The Islamic State has planned to infect refugee flows to the West with mass killers, and it has had some violent successes.
The CIA said last year that the terrorist group’s official strategy is to hide its operatives among refugees entering Europe and the United States via human flows out of the Middle East and North Africa.
The Islamic State, also known as ISIL and ISIS, has inspired followers to commit atrocities in San Bernardino, California; Orlando, Florida; and the Fort Lauderdale airport in Florida. Scores of U.S. residents have been charged with or suspected of providing material support to the Islamic State. Some have left the U.S. to commit war crimes in Syria and Iraq.
As President Trump places a 120-day ban on immigration from what he considers high-risk Muslim-majority countries, the history of the mass migration shows that some took part in the Nov. 13, 2015, massacre in Paris — two posed as refugees from Syria — and the Christmastime truck carnage in Berlin.
Two of the airport and Metro attacks in Brussels last year had fought in Syria and gained entry back into Belgium.
The German press has reported refugee knife and ax attacks on innocents.
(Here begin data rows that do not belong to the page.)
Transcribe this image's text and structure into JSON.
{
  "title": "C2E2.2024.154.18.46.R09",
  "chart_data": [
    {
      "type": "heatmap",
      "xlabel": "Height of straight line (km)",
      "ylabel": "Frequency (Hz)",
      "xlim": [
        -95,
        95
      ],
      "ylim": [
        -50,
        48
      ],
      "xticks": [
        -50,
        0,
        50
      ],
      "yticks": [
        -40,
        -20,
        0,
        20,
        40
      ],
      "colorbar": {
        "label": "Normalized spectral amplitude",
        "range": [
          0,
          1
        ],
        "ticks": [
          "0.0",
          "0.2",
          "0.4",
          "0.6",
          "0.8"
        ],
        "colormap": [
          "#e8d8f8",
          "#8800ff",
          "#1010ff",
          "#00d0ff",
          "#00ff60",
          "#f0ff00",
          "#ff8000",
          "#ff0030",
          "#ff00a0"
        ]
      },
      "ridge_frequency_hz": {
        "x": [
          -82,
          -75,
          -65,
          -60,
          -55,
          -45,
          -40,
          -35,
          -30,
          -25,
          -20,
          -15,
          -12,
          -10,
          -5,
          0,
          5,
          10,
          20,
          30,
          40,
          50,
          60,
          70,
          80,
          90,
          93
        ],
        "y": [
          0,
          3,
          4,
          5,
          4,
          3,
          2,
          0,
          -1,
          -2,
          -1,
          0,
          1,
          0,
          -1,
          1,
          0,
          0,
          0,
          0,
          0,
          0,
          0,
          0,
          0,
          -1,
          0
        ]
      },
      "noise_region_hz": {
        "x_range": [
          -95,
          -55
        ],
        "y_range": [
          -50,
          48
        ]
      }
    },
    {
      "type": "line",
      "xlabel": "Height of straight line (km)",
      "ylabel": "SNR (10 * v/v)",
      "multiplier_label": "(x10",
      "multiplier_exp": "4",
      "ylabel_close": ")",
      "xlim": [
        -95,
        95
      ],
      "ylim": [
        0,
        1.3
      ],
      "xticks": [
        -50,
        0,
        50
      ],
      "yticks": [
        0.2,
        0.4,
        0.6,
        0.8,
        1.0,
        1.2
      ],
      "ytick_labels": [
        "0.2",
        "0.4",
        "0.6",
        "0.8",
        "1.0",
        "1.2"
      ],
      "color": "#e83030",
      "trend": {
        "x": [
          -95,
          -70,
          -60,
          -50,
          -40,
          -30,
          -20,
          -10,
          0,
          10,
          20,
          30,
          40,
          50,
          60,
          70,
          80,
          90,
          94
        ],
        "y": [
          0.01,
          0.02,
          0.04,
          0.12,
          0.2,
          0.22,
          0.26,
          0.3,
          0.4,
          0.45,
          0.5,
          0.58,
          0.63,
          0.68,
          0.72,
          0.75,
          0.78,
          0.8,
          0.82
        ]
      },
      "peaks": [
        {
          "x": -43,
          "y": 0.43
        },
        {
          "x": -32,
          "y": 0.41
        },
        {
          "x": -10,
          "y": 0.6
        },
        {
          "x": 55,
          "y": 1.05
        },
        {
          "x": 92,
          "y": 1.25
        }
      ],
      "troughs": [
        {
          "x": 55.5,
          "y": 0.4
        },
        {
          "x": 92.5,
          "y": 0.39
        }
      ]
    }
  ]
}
“ISIS has claimed on multiple occasions the intent to infiltrate terrorists into the refugee flow,” said Robert Maginnis, a retired Army officer and terrorism analyst. “One can argue that the Tunisian who drove the truck into the Berlin Christmas market was an immigrant tagged as influenced by ISIS. Certainly ISIS will do whatever it can to infiltrate those coming to this country as well. Time will tell whether they are successful, and meanwhile we are vulnerable.”
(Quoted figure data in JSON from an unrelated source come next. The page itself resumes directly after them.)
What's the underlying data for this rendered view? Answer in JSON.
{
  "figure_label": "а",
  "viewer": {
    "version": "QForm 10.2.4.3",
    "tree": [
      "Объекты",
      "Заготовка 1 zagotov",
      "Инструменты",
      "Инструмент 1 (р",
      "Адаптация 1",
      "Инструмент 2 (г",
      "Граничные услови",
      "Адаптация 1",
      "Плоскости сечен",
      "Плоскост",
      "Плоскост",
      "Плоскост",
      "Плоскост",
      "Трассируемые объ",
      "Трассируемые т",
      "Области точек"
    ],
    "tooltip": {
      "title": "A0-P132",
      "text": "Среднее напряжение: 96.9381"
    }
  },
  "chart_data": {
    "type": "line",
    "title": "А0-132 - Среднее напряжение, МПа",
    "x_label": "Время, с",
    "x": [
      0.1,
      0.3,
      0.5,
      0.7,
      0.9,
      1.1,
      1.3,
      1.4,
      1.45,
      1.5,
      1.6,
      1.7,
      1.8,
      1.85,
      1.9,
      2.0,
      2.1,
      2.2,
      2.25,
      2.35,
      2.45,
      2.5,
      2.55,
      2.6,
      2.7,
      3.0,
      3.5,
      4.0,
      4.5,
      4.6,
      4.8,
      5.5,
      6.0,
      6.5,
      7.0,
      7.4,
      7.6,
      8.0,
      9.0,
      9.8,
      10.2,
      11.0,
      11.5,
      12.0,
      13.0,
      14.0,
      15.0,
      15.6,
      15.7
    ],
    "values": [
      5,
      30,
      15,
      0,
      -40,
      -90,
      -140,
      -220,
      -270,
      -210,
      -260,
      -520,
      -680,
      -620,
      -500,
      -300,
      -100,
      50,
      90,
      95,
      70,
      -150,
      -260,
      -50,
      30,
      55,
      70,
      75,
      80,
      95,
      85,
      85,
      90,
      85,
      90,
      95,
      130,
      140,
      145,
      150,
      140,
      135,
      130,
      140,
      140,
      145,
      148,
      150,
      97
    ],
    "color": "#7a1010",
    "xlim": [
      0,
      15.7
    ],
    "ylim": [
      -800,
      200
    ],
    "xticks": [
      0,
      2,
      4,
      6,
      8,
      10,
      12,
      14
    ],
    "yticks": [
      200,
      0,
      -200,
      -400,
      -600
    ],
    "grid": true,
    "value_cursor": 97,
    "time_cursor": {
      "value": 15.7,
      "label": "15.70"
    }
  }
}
In August, the deputy head of Bavaria’s intelligence service told the BBC that the Islamic State has injected “hit squads” via migrants entering Germany.
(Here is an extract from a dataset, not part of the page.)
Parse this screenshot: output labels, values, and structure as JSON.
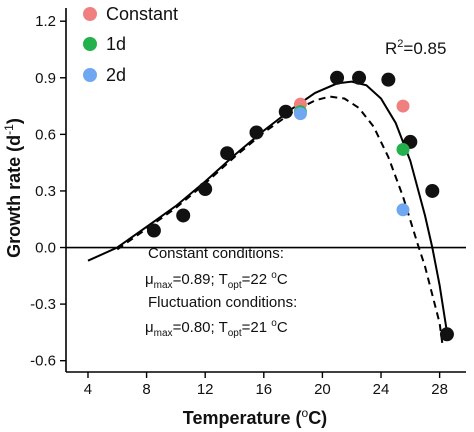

“We have to accept that we have hit squads and sleeper cells in Germany,” said Manfred Hauser, vice president of the Bavaria region’s intelligence-gathering agency, BayLfV.
“We have substantial reports that among the refugees there are hit squads. There are hundreds of these reports, some from refugees themselves. We are still following up on these, and we haven’t investigated all of them fully,” Mr. Hauser said.
Months earlier, Hans-Georg Maassen, chief of German domestic intelligence, told ZDF public television that officials in Europe have “seen repeatedly that terrorists are being smuggled in, camouflaged as refugees. That is a fact that security authorities must always see to recognize and identify.”
In June, CIA Director John O. Brennan told a Senate committee: “We judge that ISIL is training and attempting to deploy operatives for further attacks. ISIL has a large cadre of Western fighters who could potentially serve as operatives for attacks in the West. And the group is probably exploring a variety of means for infiltrating operatives into the West, including refugee flows, smuggling routes and legitimate methods of travel.”
Shortly before he left his post as NATO commander, Air Force Gen. Philip Breedlove said in March that the Islamic State had injected 1,500 fighters into Europe.
“I think every refugee flow needs to be looked at with an eye towards it could be taken advantage of by those who seek to do us harm,” Gen. Breedlove told the Senate Armed Services Committee.
Committee Chairman John McCain, Arizona Republican, responded, “Logic then compels us to assume the risk of attacks on the United States of America or European countries is significantly increased.”
James R. Clapper, as director of national intelligence, in 2015 called the infiltration of refugee flows “a huge concern of ours.”
That year, a Syrian Islamic State operative told Britain’s Daily Express that more than 4,000 fighters had already been smuggled into Europe.
Also that year, FBI Director James B. Comey talked about the difficulty of vetting Syrian refugees for which the bureau had no official data.
“If we don’t know much about somebody, there won’t be anything in our data,” Mr. Comey said. “I can’t sit here and offer anybody an absolute assurance that there’s no risk associated with this.”
This weekend, an Islamic State follower posted a message on the Telegram app that said Mr. Trump was wasting his time by blocking refugees from Syria.
“Trump is preventing the entrance of the citizens of [seven] countries to protect America from terrorism,” said the message captured by the Middle East Media Research Institute. “Your decision will not do anything to prevent the attacks; They will come from inside America, from Americans born in America, whose fathers were born in America and whose grandparents were born in America.”